Buna karşın bu projenin topluma sadece getirisi olacakmış gibi lanse edilmesi son derece yanlıştır. Olaya ulusal bir mesele gibi bakmak ya da stratejik olarak değerlendirmek de mümkündür. Ancak, çevresel açıdan bilimsel bir bakış açısı ile de bakarak madalyonun diğer yüzünü de görmemiz gerekiyor. Bilimsel olarak olaya baktığımızda bu proje faydadan çok zarar getirecek, esas faturayı da günün sonunda bizim çocuklarımız ödeyecektir. Bu projenin Kıbrıs’ın doğasına, çevresine, ekolojisine ve aslında geleceğine yapılan büyük bir darbe olduğunu da tarih er ya da geç ortaya çıkaracaktır. Çünkü, eğer amaç su sorunumuzu çözmek olsaydı yapabileceğimiz çok daha kolay şeyler vardı. Mesela Haspolat’taki suyu arıtabilsek, ki onu yapmak çok daha kolaydır. Hatta çok daha ucuzdur. Böylece bu projenin binde biri maliyetle Mesarya’nın su sorunu çözülebilirdi.
Biri Girne’de diğeri Güzelyurt’ta olmak üzere iki büyük akiferimiz var. Girne’deki lağım sularıyla kirlendi, Güzelyurt’ta ise tuzlanma var. Aslında sorun su azlığı değil, suyun kalitesinin düşmesidir. Türkiye’den su geleceği duyulunca israf da arttı. Kuyu izinleri veriliyor, belediyeler neredeyse bütün refüjleri çim yapıyor, hala daha suya dayalı tarımda ısrar ediliyor. Ama biz ülke olarak bunları düzelteceğimize, sorunu çözmek için Türkiye’den su getiriyoruz. Taşıma suyla belki bu değirmen dönecek ama bunun altında pek çok şey de ezilecek. Bu kadar büyük tahribat yaratan ve yaratmaya da devam edecek olan böyle bir projeye şidedetle karşıyız çünkü aldığımız eğitim ve bilimsel akıl bunu söylemektedir. Şu an Geçitköy ve Hisarköy Vadisi’nin topografyası yani arazi yapısı baştan şekilendirilmiştir.
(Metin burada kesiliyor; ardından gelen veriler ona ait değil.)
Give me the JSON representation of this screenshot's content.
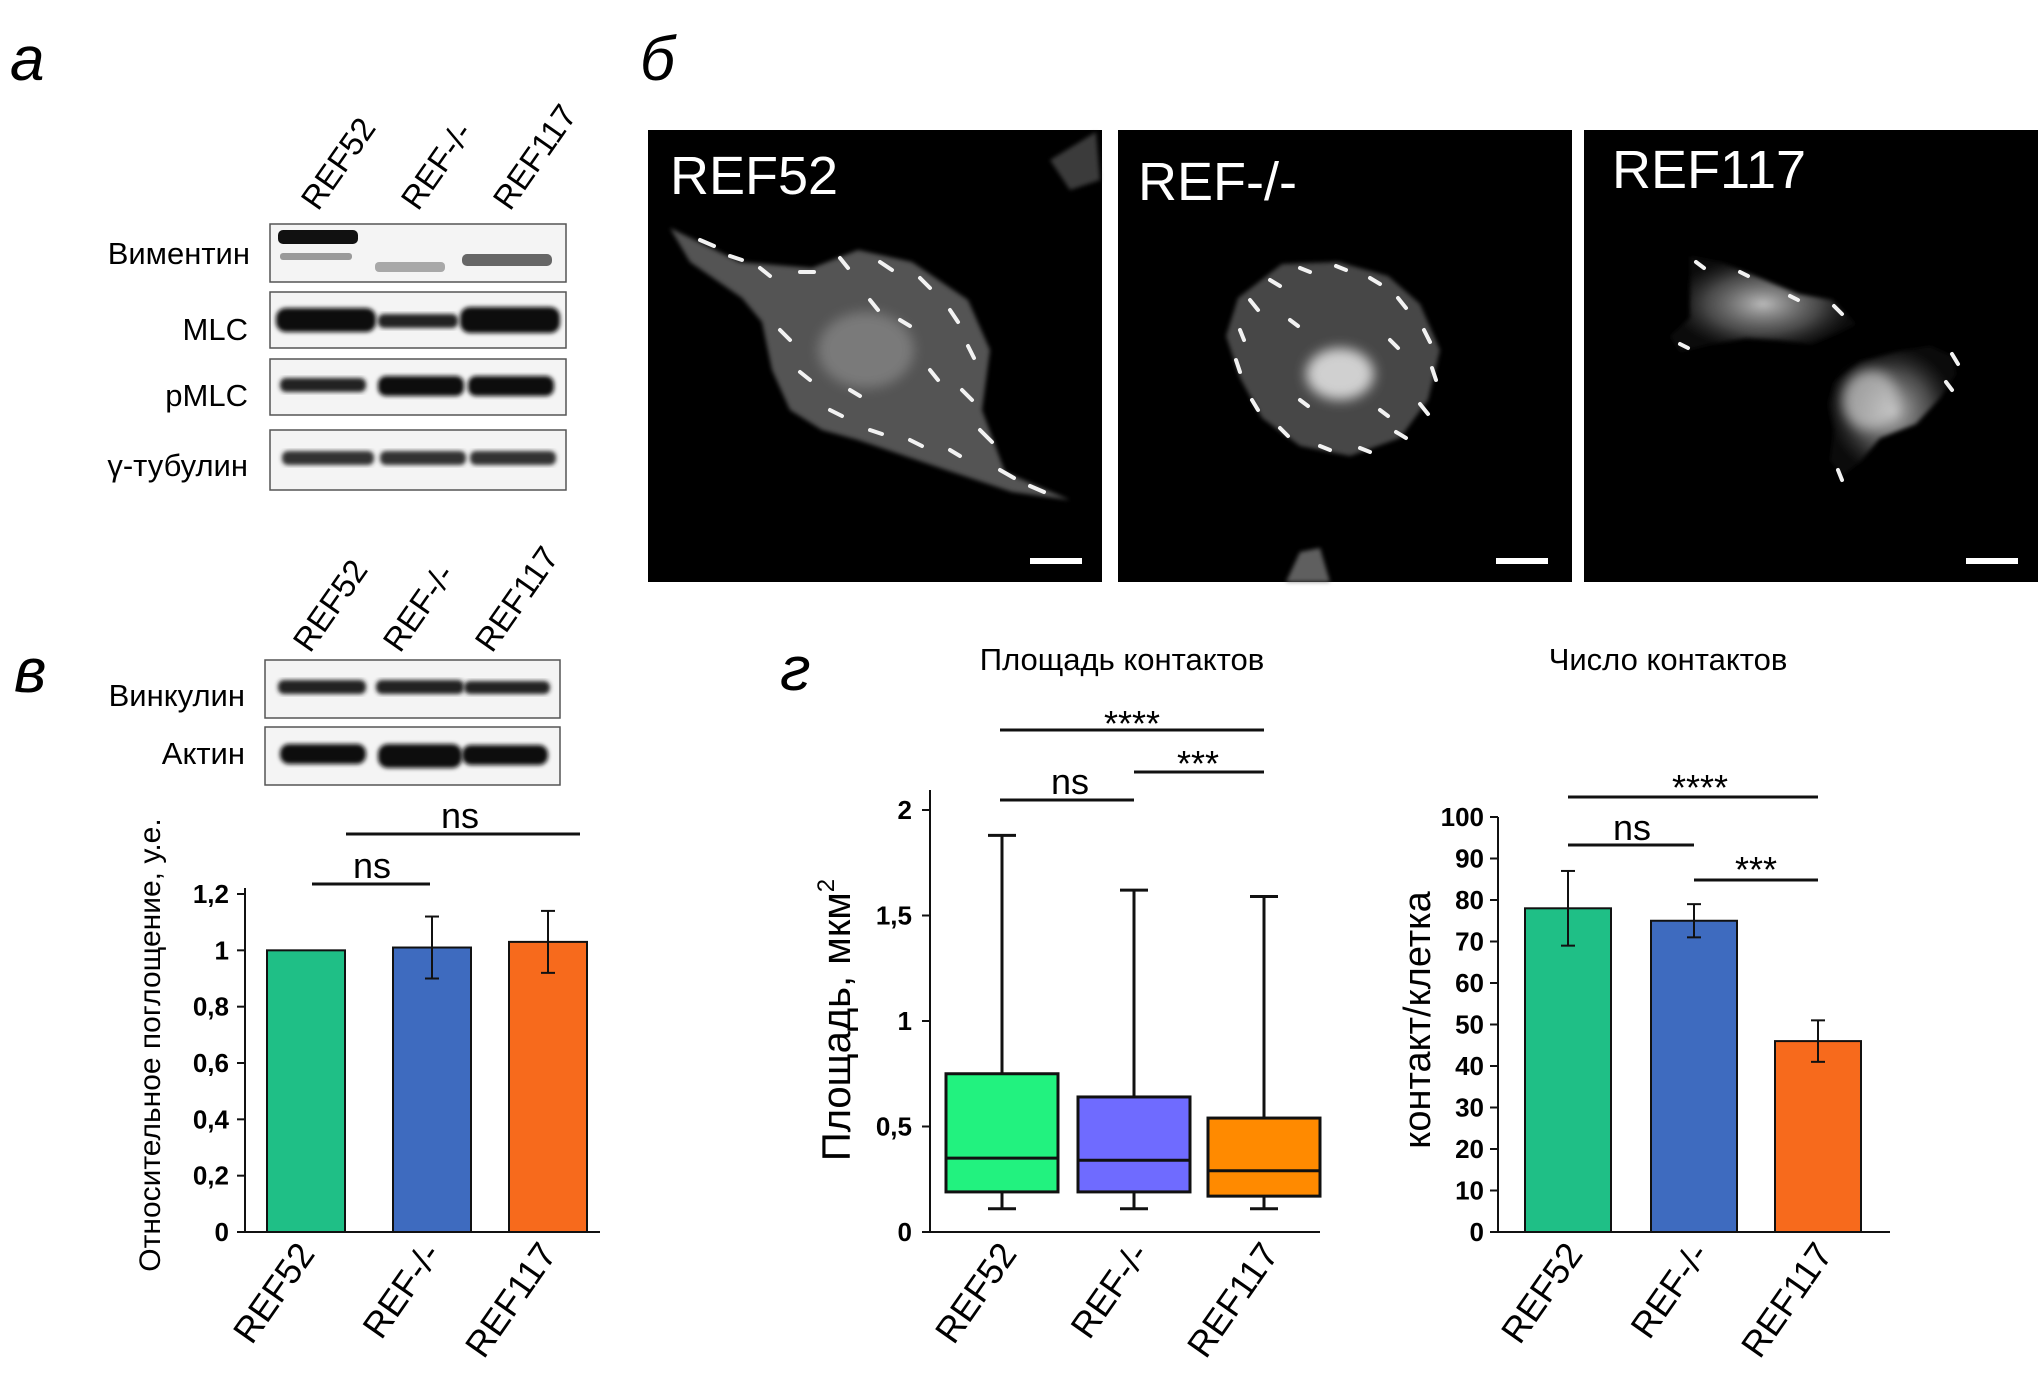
{
  "panels": {
    "a": {
      "letter": "а",
      "lanes": [
        "REF52",
        "REF-/-",
        "REF117"
      ],
      "blot_labels": [
        "Виментин",
        "MLC",
        "pMLC",
        "γ-тубулин"
      ]
    },
    "b": {
      "letter": "б",
      "images": [
        "REF52",
        "REF-/-",
        "REF117"
      ]
    },
    "c": {
      "letter": "в",
      "lanes": [
        "REF52",
        "REF-/-",
        "REF117"
      ],
      "blot_labels": [
        "Винкулин",
        "Актин"
      ]
    },
    "d": {
      "letter": "г"
    }
  },
  "colors": {
    "green": "#1fbf86",
    "blue": "#3e6bbf",
    "orange": "#f76a1c",
    "box_green": "#22f27f",
    "box_blue": "#6f6bff",
    "box_orange": "#ff8a00"
  },
  "chart_data": [
    {
      "type": "bar",
      "ylabel": "Относительное поглощение, у.е.",
      "categories": [
        "REF52",
        "REF-/-",
        "REF117"
      ],
      "values": [
        1.0,
        1.01,
        1.03
      ],
      "errors": [
        0.0,
        0.11,
        0.11
      ],
      "ylim": [
        0,
        1.2
      ],
      "yticks": [
        "0",
        "0,2",
        "0,4",
        "0,6",
        "0,8",
        "1",
        "1,2"
      ],
      "annotations": [
        "ns",
        "ns"
      ]
    },
    {
      "type": "box",
      "title": "Площадь контактов",
      "ylabel": "Площадь, мкм",
      "ylabel_sup": "2",
      "categories": [
        "REF52",
        "REF-/-",
        "REF117"
      ],
      "boxes": [
        {
          "min": 0.11,
          "q1": 0.19,
          "median": 0.35,
          "q3": 0.75,
          "max": 1.88
        },
        {
          "min": 0.11,
          "q1": 0.19,
          "median": 0.34,
          "q3": 0.64,
          "max": 1.62
        },
        {
          "min": 0.11,
          "q1": 0.17,
          "median": 0.29,
          "q3": 0.54,
          "max": 1.59
        }
      ],
      "ylim": [
        0,
        2
      ],
      "yticks": [
        "0",
        "0,5",
        "1",
        "1,5",
        "2"
      ],
      "annotations": [
        "****",
        "ns",
        "***"
      ]
    },
    {
      "type": "bar",
      "title": "Число контактов",
      "ylabel": "контакт/клетка",
      "categories": [
        "REF52",
        "REF-/-",
        "REF117"
      ],
      "values": [
        78,
        75,
        46
      ],
      "errors": [
        9,
        4,
        5
      ],
      "ylim": [
        0,
        100
      ],
      "yticks": [
        "0",
        "10",
        "20",
        "30",
        "40",
        "50",
        "60",
        "70",
        "80",
        "90",
        "100"
      ],
      "annotations": [
        "****",
        "ns",
        "***"
      ]
    }
  ]
}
Hem de daha su gelmeden…
Açıklanmayan resmi bilgilere göre Geçitköy’de yapılmakta olan barajın inşaatı için yüz binlerce ton patlayıcı kullanılmış ve kullanılacaktır. Öyle ki, bu Kuzey Kıbrıs’taki tüm taş ocaklarının yıllardır yaptığı tahribatla boy ölçüşebilecek düzeydedir. İnşaat için 2,5 milyon tonu kaya olmak üzere 4 milyon ton dolgu yapılacak. Bunun bir yerden alınması gerekiyordu ve bunun için yeni bir taş ocağı yaratıldı, hem de üç taş ocağı büyüklüğünde bir taşocağı. Hisarköy sırtlarında 55 dönüm arazi üzerine, 3 kilometre genişliğinde bir taş ocağı açıldı. Sadece taş ocağı açmak için bile birçok ekolojik tahribat yapıldı. Taş ocağının açıldığı bölgede çok sayıda çam ve zeytin ağacı olduğu ve bunların kesildiği yetkililerce de kabul ediliyor.
Bir yandan Hisarköy’de orkide yürüyüşleri, orkide festivalleri düzenlerken diğer yandan baraj Hisarköy Vadisi’ne doğru ilerlemektedir. Bu bölgenin inanılmaz biyolojik bir zenginliği vardır. Yapılan bilimsel çalışmalar da bu bölge içerisinde inşaat başlamadan önce en az 800 orkide soğanı olduğunu ortaya koymuştur. Devlet yetkilileri festivalde gelip orkidelerin, doğanın önemini vurguluyor ama yanıbaşındaki orkide katliamı yapılmasına müsaade ediliyor. Bu durum sadece iki yüzlülük olarak açıklanabilir.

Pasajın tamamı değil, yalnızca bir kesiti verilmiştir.